In my film I wanted to tell the reality of Afghanistan as seen through these children’s eyes. The film depicts four groups of children in four different regions of Afghanistan, all involved in commercial exchange and war trafficking, united by the will to survive by means of mutual exchange of experience.
The film is an odyssey across Afghanistan, with Gholam Nasir and his gang as our guides, following the smuggling of opium and the course of the weapons they recycle, the lapis lazuli they extract and the opium they cultivate, receive as payment or sell for cash, to arm the Taliban and feed the war, or to convince an opium-addicted father to marry his beautiful daughter.

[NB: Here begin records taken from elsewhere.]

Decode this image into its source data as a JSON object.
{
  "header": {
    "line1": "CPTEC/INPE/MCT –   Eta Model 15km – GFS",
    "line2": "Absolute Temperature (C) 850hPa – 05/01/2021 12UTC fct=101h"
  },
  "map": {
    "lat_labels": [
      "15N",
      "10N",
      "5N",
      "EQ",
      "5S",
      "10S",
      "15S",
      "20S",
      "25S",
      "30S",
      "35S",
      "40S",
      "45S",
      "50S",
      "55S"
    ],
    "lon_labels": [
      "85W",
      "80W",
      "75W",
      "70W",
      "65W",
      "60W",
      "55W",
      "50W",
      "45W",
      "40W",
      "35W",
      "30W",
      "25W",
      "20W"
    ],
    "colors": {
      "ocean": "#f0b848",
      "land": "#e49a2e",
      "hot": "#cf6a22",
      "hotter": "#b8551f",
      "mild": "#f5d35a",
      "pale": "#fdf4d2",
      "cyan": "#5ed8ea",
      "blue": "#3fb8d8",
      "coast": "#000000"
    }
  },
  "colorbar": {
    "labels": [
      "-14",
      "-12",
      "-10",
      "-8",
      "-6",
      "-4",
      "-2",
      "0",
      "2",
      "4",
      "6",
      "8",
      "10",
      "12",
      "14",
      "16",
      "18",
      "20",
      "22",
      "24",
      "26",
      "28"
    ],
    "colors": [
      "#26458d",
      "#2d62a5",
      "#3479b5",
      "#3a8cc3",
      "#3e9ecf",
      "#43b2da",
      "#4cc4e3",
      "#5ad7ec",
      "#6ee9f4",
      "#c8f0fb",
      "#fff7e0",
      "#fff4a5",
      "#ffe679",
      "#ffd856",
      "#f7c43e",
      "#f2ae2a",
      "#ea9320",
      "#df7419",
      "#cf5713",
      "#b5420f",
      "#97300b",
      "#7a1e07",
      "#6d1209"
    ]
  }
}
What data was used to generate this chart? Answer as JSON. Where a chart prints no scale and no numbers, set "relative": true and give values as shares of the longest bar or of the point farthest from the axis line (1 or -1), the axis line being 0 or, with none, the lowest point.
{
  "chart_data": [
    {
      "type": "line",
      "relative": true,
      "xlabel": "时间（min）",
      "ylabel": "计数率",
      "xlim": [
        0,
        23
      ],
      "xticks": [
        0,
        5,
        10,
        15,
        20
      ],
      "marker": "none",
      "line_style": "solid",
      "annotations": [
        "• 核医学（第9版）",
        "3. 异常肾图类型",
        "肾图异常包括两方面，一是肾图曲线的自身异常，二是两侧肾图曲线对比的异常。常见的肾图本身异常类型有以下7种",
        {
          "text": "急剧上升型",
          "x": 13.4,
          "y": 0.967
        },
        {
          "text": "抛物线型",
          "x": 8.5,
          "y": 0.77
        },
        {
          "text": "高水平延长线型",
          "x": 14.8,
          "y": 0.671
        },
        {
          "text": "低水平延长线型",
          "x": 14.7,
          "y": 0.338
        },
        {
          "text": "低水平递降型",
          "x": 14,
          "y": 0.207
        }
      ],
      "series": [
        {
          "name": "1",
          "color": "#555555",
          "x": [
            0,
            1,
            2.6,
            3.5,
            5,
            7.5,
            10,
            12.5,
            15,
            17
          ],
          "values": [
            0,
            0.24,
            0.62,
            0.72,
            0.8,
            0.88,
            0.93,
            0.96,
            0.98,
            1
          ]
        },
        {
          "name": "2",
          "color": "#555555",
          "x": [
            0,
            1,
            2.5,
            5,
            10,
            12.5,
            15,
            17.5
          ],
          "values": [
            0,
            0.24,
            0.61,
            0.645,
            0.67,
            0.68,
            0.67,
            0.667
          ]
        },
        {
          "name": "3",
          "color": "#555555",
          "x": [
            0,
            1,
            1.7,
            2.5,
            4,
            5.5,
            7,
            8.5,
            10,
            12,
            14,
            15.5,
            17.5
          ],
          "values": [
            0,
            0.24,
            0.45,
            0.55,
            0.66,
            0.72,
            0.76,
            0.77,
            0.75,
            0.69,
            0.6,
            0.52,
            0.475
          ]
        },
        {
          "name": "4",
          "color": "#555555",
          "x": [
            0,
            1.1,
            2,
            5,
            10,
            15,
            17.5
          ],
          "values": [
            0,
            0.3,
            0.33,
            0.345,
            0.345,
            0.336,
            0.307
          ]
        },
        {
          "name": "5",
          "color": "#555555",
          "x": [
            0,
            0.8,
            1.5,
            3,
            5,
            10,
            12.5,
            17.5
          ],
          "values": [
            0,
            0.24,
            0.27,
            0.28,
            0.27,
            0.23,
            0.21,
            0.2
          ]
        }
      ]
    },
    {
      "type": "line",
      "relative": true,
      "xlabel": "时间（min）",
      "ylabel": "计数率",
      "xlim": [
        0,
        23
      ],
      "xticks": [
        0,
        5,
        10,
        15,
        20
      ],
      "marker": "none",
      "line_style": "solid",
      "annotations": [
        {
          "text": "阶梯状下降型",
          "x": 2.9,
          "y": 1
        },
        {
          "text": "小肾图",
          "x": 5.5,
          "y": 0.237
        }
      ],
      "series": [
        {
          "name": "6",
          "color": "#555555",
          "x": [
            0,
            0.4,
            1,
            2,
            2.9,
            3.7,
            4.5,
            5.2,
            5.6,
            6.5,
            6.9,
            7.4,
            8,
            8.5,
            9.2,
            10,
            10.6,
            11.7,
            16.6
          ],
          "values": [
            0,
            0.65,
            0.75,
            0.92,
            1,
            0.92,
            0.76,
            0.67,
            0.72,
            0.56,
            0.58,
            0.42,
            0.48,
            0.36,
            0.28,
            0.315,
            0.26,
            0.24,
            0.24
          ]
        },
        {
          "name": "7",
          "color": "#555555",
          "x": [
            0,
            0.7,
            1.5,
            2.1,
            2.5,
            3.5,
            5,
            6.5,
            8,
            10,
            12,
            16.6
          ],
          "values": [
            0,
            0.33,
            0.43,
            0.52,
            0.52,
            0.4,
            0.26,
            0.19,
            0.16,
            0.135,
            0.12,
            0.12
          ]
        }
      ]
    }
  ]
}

The film is intended as a mixture of reality and dream. Immersed in
the daily reality of the children, it seeks to convey their views, feelings, dreams and expectations. The imaginary scenes depicted are visual representations of the stories told and experienced by the children.
The idea is to get inside their head. They experience the violence and extremes of war in a mixture of dream and reality. We hope the film will communicate that experience.
This is an intimate story of a handful of children, about a reality unknown in the West. while the world concentrates on the international community, the withdrawal of U.S. troops and NATO, and in this historical moment wonders what post-2016 Afghanistan will be like.